The invention is shown schematically in FIG.

Tin encapsulated from telecommunication, preferably in TTF

Thin-film technology is suitable for combining the light of, for example, eight light sources, which are brought in via fibers, and, advantageously via a polarization-maintaining glass fiber, for supplying the microscope (scan head) to an LSM.

In Fig. 3 shows a possible embodiment is shown.

The solution is a compact, encapsulated, fully adjusted assembly that supports the

Beam combiner contains.

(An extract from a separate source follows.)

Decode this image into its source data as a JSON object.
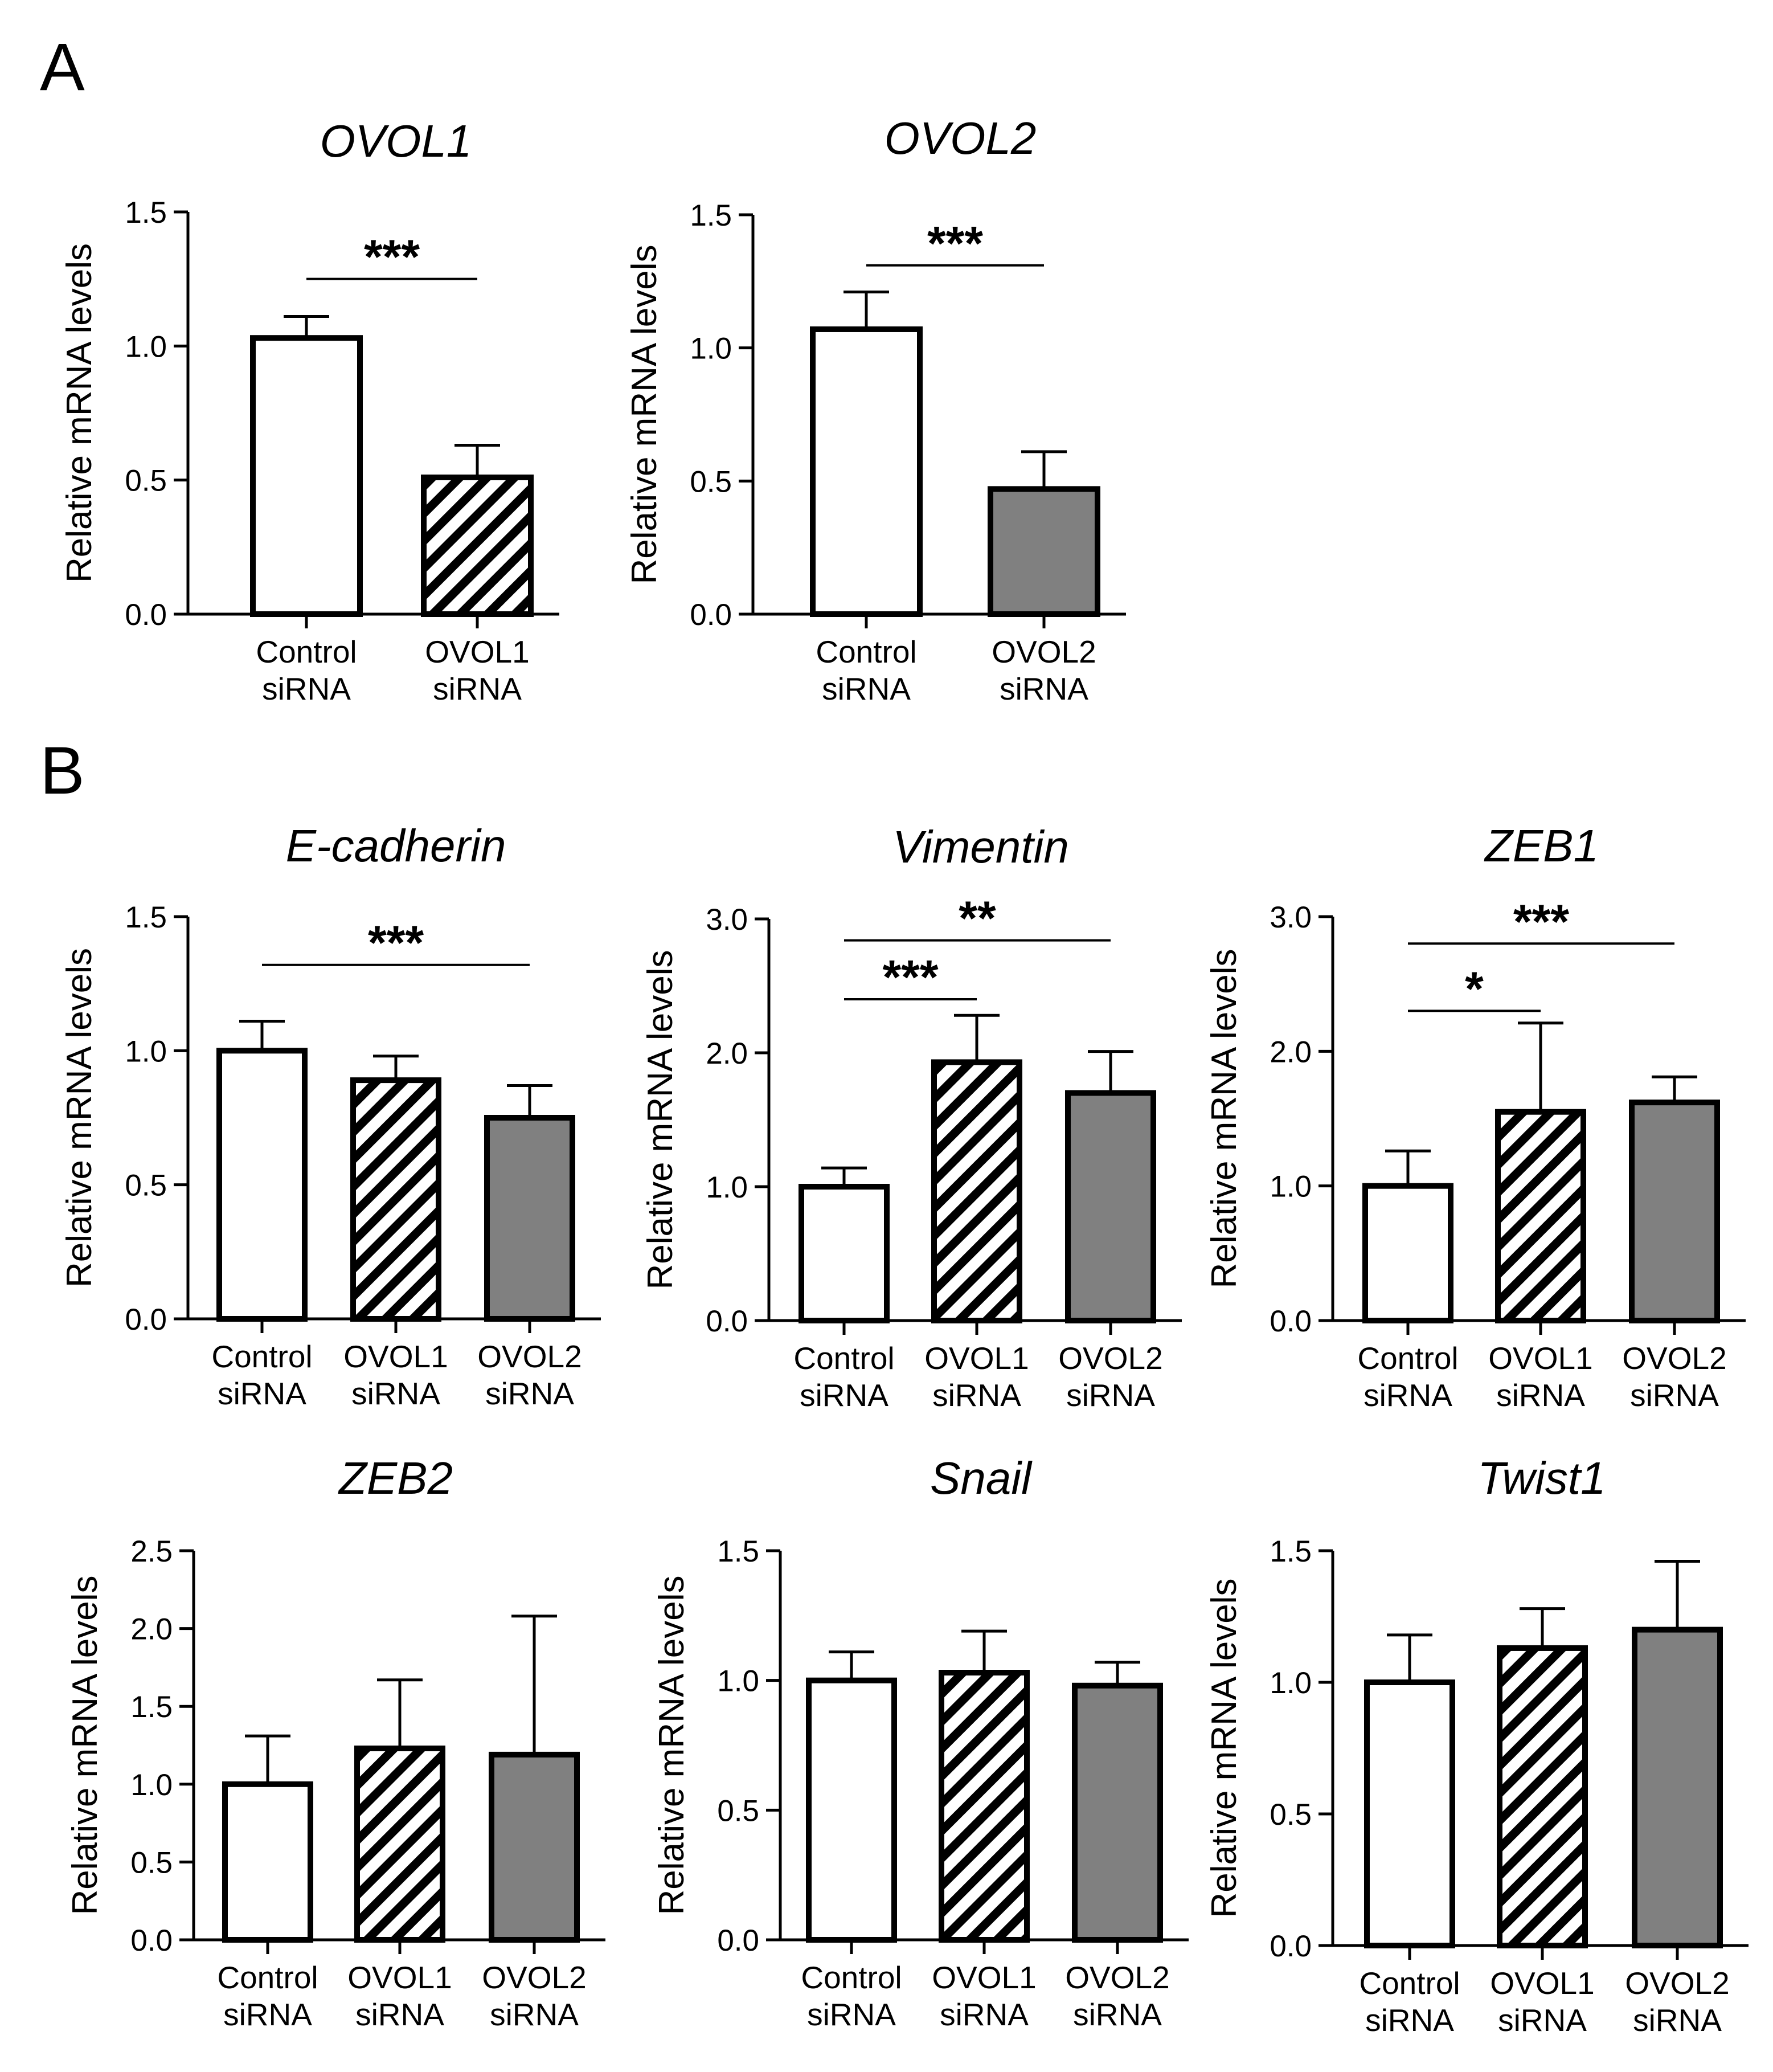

The laser sources are coupled via fibers and unified output via a fiber, the input and output fibers are fixed, so that no adjustment of a fiber to Strahlvereiniger as in the state of

Technology must be done.

The invention makes possible a compact construction of a beam combiner with the aid of, for example, one of the cubeo-fiber multiplexer or a comparable component.

It eliminates the assembly and adjustment work on the mirrors and dividers. The encapsulated assembly provides a rugged construction that is resistant to

Environmental influences temperature, dust and shocks, making it significantly more reliable. Another advantage is the considerable weight savings. The self-contained Strahlvereiniger is technologically laser safe.

The original application of the component of the company Cubo in the

Telecommunications industry allows low manufacturing costs.

Be the fiber coupling points to the sources (laser) by means of highly efficient

Fiber connector realized, it is easily possible for the customer, a modular design

Source without adjustment effort according to the desired application independently without additional assistance from a service technician to replace.

It is inventively pointed to the surprising use of one (or more) more compact encapsulated Strahlereiniger in fiber optic technology (eg. The Fa. Cubθhttp: //www.cubeoptics.com/impressum.php) in the laser scanning microscopy pointed. Such technologies are also known from http://www.auxora.com/application.asp, but their particular advantage described here has not been recognized in laser scanning microscopes:

Instead of adjusting individual optical elements against each other, a suitable holder with precisely guided stops is used, so that all adjustments can be purely passive (for example, a multiplexer from Cubo).

This existing solution from the telecommunications industry is explicitly used for laser scanning microscopy.

Claims

claims

1.

Method for laser scanning microscopy, characterized by the use of thin-film technology from telecommunications in the beam combination of several lasers of different wavelengths and common coupling into a laser scanning microscope.

Second

Encapsulated beam combiner for a laser scanning microscope, consisting of thin-film filters (TTF) for combining several wavelengths.

Third

Method for laser scanning microscopy, characterized by the use of encapsulated fiber multiplexers of telecommunications in the beam combination of several lasers of different wavelengths and common coupling into a laser scanning microscope.

4th

Beam combiner, according to any one of claims 1-3, wherein lead out of an encapsulated component optical fiber guides to which different lasers, preferably via optical fibers, are coupled.

5th

A beam combiner according to any one of claims 1-4, wherein

A combination of at least the wavelengths 405nm, 488nm, 555nm and 635nm and a supply to a polarization-maintaining glass fiber takes place.